Otto-Friedrich-Universität Bamberg

Abstract: The paper examines the multi-layered meaning of the journeys in Thomas Mann’s Death in Venice. Within the novella, Gustav von Aschenbach undertakes several journeys at once: a journey in his dream, a „real“ journey to Venice, and finally his last journey to death. The question is how the novella takes up contemporary travel discourses of psychoanalysis, sociology, and literature.

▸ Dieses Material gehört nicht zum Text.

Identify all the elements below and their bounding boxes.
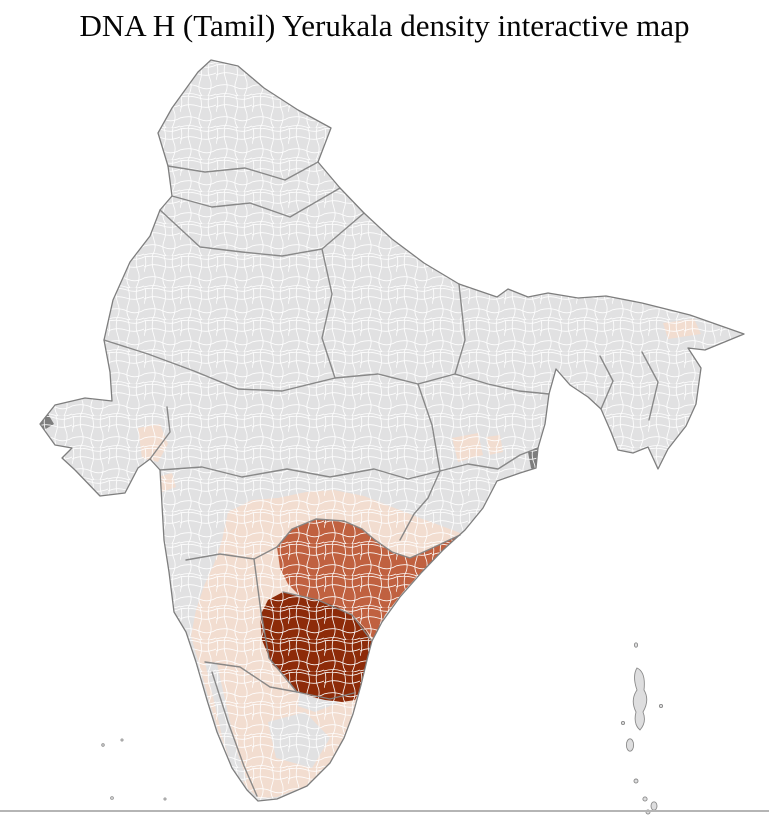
state-borders — [103, 161, 659, 797]
map-title: DNA H (Tamil) Yerukala density interacti… — [79, 8, 690, 43]
lakshadweep[interactable] — [101, 738, 167, 801]
country-outline — [39, 59, 745, 802]
bottom-divider — [0, 810, 769, 812]
district-boundaries-overlay — [40, 60, 744, 801]
andaman-nicobar-islands[interactable] — [620, 642, 664, 815]
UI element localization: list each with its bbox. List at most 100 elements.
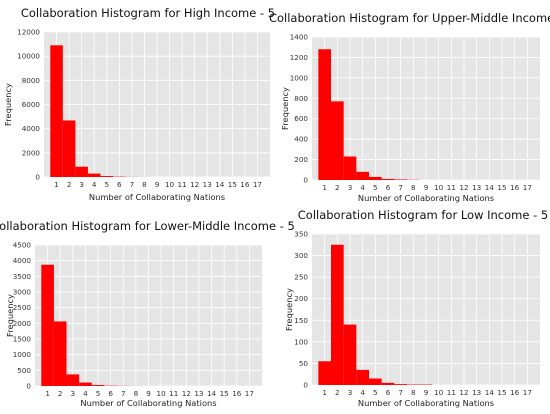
- y-tick-label: 1000: [290, 73, 309, 82]
- y-tick-label: 0: [26, 382, 31, 391]
- chart-title: Collaboration Histogram for Low Income -…: [298, 208, 548, 222]
- chart-title: Collaboration Histogram for High Income …: [21, 6, 275, 20]
- histogram-bar: [66, 374, 80, 386]
- x-tick-label: 6: [386, 183, 391, 192]
- histogram-bar: [75, 166, 88, 177]
- x-tick-label: 14: [207, 389, 217, 398]
- histogram-bar: [356, 171, 369, 180]
- y-tick-label: 300: [294, 251, 308, 260]
- y-axis-label: Frequency: [284, 288, 294, 331]
- x-axis-label: Number of Collaborating Nations: [358, 398, 494, 408]
- x-tick-label: 14: [485, 183, 495, 192]
- x-axis-label: Number of Collaborating Nations: [80, 398, 216, 408]
- x-tick-label: 13: [203, 180, 212, 189]
- histogram-bar: [53, 321, 67, 386]
- histogram-bar: [343, 156, 357, 180]
- x-tick-label: 10: [165, 180, 175, 189]
- x-tick-label: 11: [447, 388, 456, 397]
- x-tick-label: 17: [245, 389, 254, 398]
- x-axis-label: Number of Collaborating Nations: [89, 192, 225, 202]
- x-tick-label: 5: [104, 180, 109, 189]
- y-tick-label: 4000: [22, 124, 41, 133]
- x-tick-label: 12: [190, 180, 199, 189]
- x-tick-label: 6: [108, 389, 113, 398]
- y-tick-label: 8000: [22, 76, 41, 85]
- histogram-bar: [100, 176, 114, 177]
- histogram-bar: [87, 173, 101, 177]
- x-tick-label: 16: [232, 389, 242, 398]
- x-tick-label: 7: [130, 180, 135, 189]
- x-tick-label: 3: [79, 180, 84, 189]
- x-tick-label: 3: [348, 388, 353, 397]
- histogram-bar: [369, 176, 382, 180]
- x-tick-label: 15: [228, 180, 237, 189]
- x-tick-label: 3: [71, 389, 76, 398]
- x-tick-label: 13: [472, 388, 481, 397]
- histogram-bar: [91, 385, 105, 386]
- y-tick-label: 250: [294, 273, 308, 282]
- x-tick-label: 14: [215, 180, 225, 189]
- x-tick-label: 10: [434, 183, 444, 192]
- x-tick-label: 9: [424, 183, 429, 192]
- y-tick-label: 1400: [290, 33, 309, 42]
- y-tick-label: 2000: [13, 319, 32, 328]
- y-tick-label: 1000: [13, 350, 32, 359]
- histogram-bar: [369, 378, 382, 385]
- x-tick-label: 8: [134, 389, 139, 398]
- y-tick-label: 0: [35, 173, 40, 182]
- histogram-bar: [79, 382, 92, 386]
- y-tick-label: 3500: [13, 272, 32, 281]
- x-tick-label: 4: [360, 388, 365, 397]
- x-tick-label: 13: [472, 183, 481, 192]
- y-tick-label: 350: [294, 230, 308, 239]
- histogram-bar: [41, 264, 54, 386]
- y-tick-label: 200: [294, 294, 308, 303]
- x-tick-label: 10: [157, 389, 167, 398]
- x-tick-label: 6: [386, 388, 391, 397]
- y-tick-label: 4000: [13, 256, 32, 265]
- x-tick-label: 16: [510, 388, 520, 397]
- y-tick-label: 50: [299, 359, 309, 368]
- histogram-bar: [331, 244, 344, 385]
- x-tick-label: 11: [447, 183, 456, 192]
- x-axis-label: Number of Collaborating Nations: [358, 193, 494, 203]
- y-tick-label: 150: [294, 316, 308, 325]
- x-tick-label: 17: [253, 180, 262, 189]
- histogram-bar: [381, 382, 395, 385]
- x-tick-label: 2: [58, 389, 63, 398]
- x-tick-label: 13: [194, 389, 203, 398]
- y-tick-label: 2000: [22, 148, 41, 157]
- x-tick-label: 1: [45, 389, 50, 398]
- y-tick-label: 400: [294, 135, 308, 144]
- x-tick-label: 12: [182, 389, 191, 398]
- y-tick-label: 10000: [17, 52, 40, 61]
- histogram-bar: [343, 324, 357, 385]
- x-tick-label: 5: [373, 183, 378, 192]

Keywords: Reiselust, Venice, Thomas Mann, psychoanalysis

Thomas Manns Der Tod in Venedig von 1911 ist eine Reisenovelle in mehrfachem Sinn. Ihr Protagonist Gustav von Aschenbach unternimmt gleich drei Reisen: zunächst eine Reise im Traum, dann eine anfangs ziellose Reise, die ihn nach Venedig führt, schließlich seine letzte Reise in den Tod. Tatsächlich verdankt sich die Entstehung der Novelle, so Thomas Mann, einer Ferienreise über Brioni nach Venedig im Spätfrühling 1911.1 Dort, im Hotel des Bains, begegnet er dem jungen Baron Wladyslaw Moes, dem Vorbild des polnischen Knaben Tadzio. Rückblickend führt Mann die Konzeption aller Haupt- und Randfiguren im Tod in Venedig auf die zufälligen Begegnungen und Eindrücke dieser Reise zurück.2 Ungeachtet dieser autobiographischen Anregungen setzt sich die Novelle mit zeitgenössischen Reisediskursen der Psychoanalyse, der Soziologie und der Literatur auseinander.

1 Geträumte Reiselust

Der Protagonist Gustav von Aschenbach erscheint zunächst als Antitypus eines...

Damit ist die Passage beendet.